French composer, choirmaster and possibly organist

Pierre Clereau (died before 11 January 1570) was a French composer, choirmaster and possibly organist of the Renaissance, active in several towns in Lorraine, including Toul and Nancy. He wrote both sacred and secular vocal music, in Latin, French, and Italian. Among his many compositions is a Requiem mass, as well as some sacred songs influenced by the Huguenot psalm style; he is not known, however, to have converted to Protestantism.

==Life==

Little is known about his life but what can be read on the title pages of his publications, and found in a few records in cathedral archives in Lorraine. In 1554, he was in Toul working as a choirmaster, as stated on the title page of two volumes of sacred music published by Parisian Nicolas Du Chemin. However, he had a considerably earlier start as a composer, since some of his secular music had been published already in Lyon in 1539. One of these same songs was also published simultaneously in Paris, and attributed to the young Pierre Certon, a composer with a similar musical style as well as a similar name.

Two other possible posts are known for Clereau: he is mentioned as an organist in Toul in 1558, and he also held a post at the church of St. George's in Nancy from some time in the 1550s until his death, which occurred between 1567 and 1570. René, Marquis of Elbeuf, was a patron and supporter of Clereau, and assisted in the publication of his work by the prestigious, and monopolistic, royal printers of Le Roy & Ballard in Paris.

==Music and influence==

Clereau wrote only vocal music, or perhaps only vocal music has survived. He wrote both sacred and secular music, including mass settings, a Requiem mass, motets, Cantiques spirituels (spiritual songs: chansons with sacred texts), and numerous chansons. Unusually for a French composer, he also composed Italian madrigals.

Clereau wrote his masses in an imitative style. These works are all parody masses, and are based on motets by Pierre Certon, Thomas Crecquillon and Jean Maillard. His other sacred music, particularly the Cantiques spirituels, shows the influence of the Huguenots, the French Protestant composers of the 16th century, with their simple homophonic textures and melodic line in the topmost voice; in addition, one of them uses a tune taken from the Genevan Psalter, an extremely unusual thing for a Roman Catholic composer to do during the Wars of Religion. Some of these may have been written before the outbreak of the war in 1562.
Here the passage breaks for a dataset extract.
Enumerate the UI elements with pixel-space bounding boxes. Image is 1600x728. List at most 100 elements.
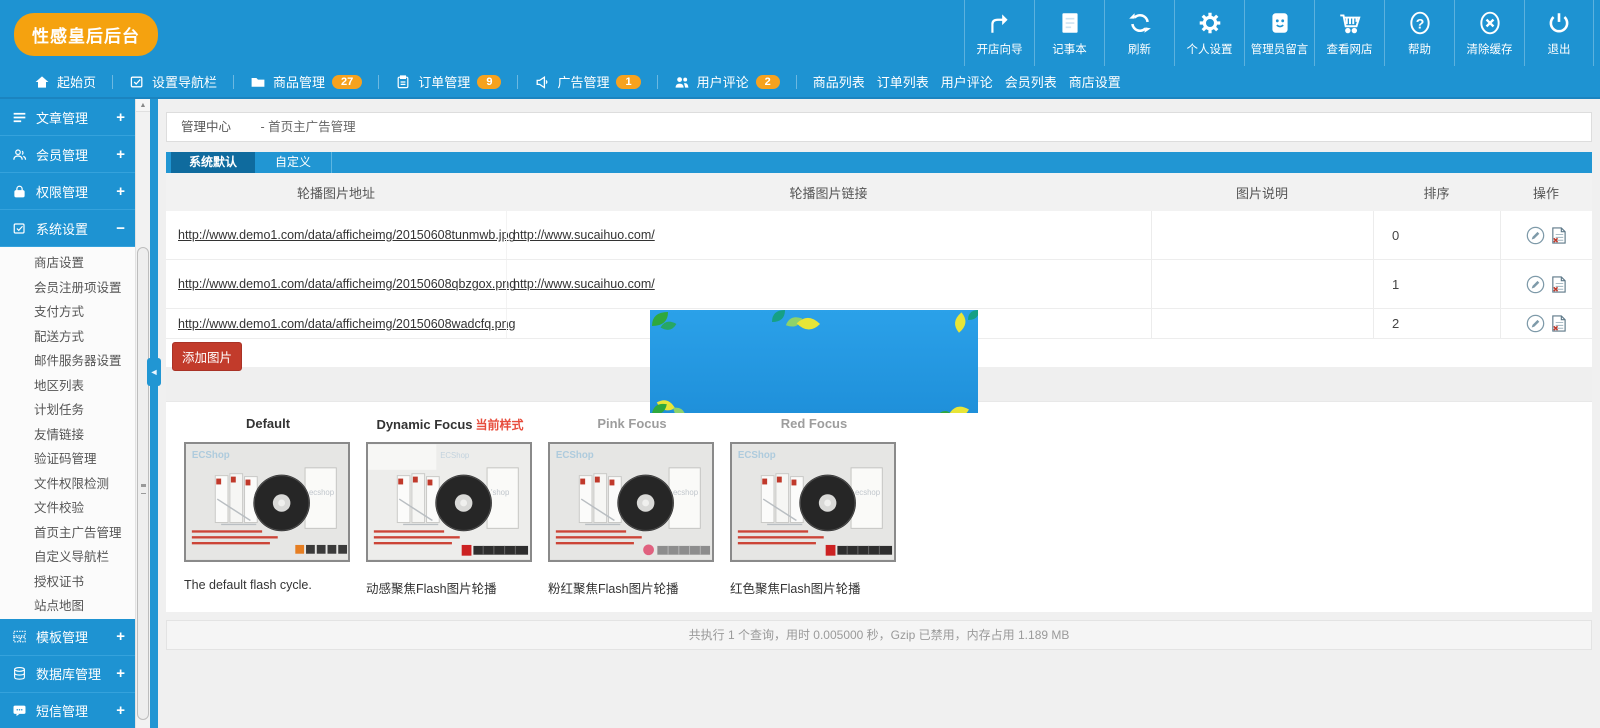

His secular music either uses the imitative style of the first generation of Parisian chanson writers, especially for older texts, or the more current homophonic style for settings of more recent verse. As with many of the chanson composers of the time, he liked setting the poetry of Pierre de Ronsard. Most of his secular chansons are for three voices; his Cantiques spirituels are for four.

Clereau's music was published both in Lyons and Paris.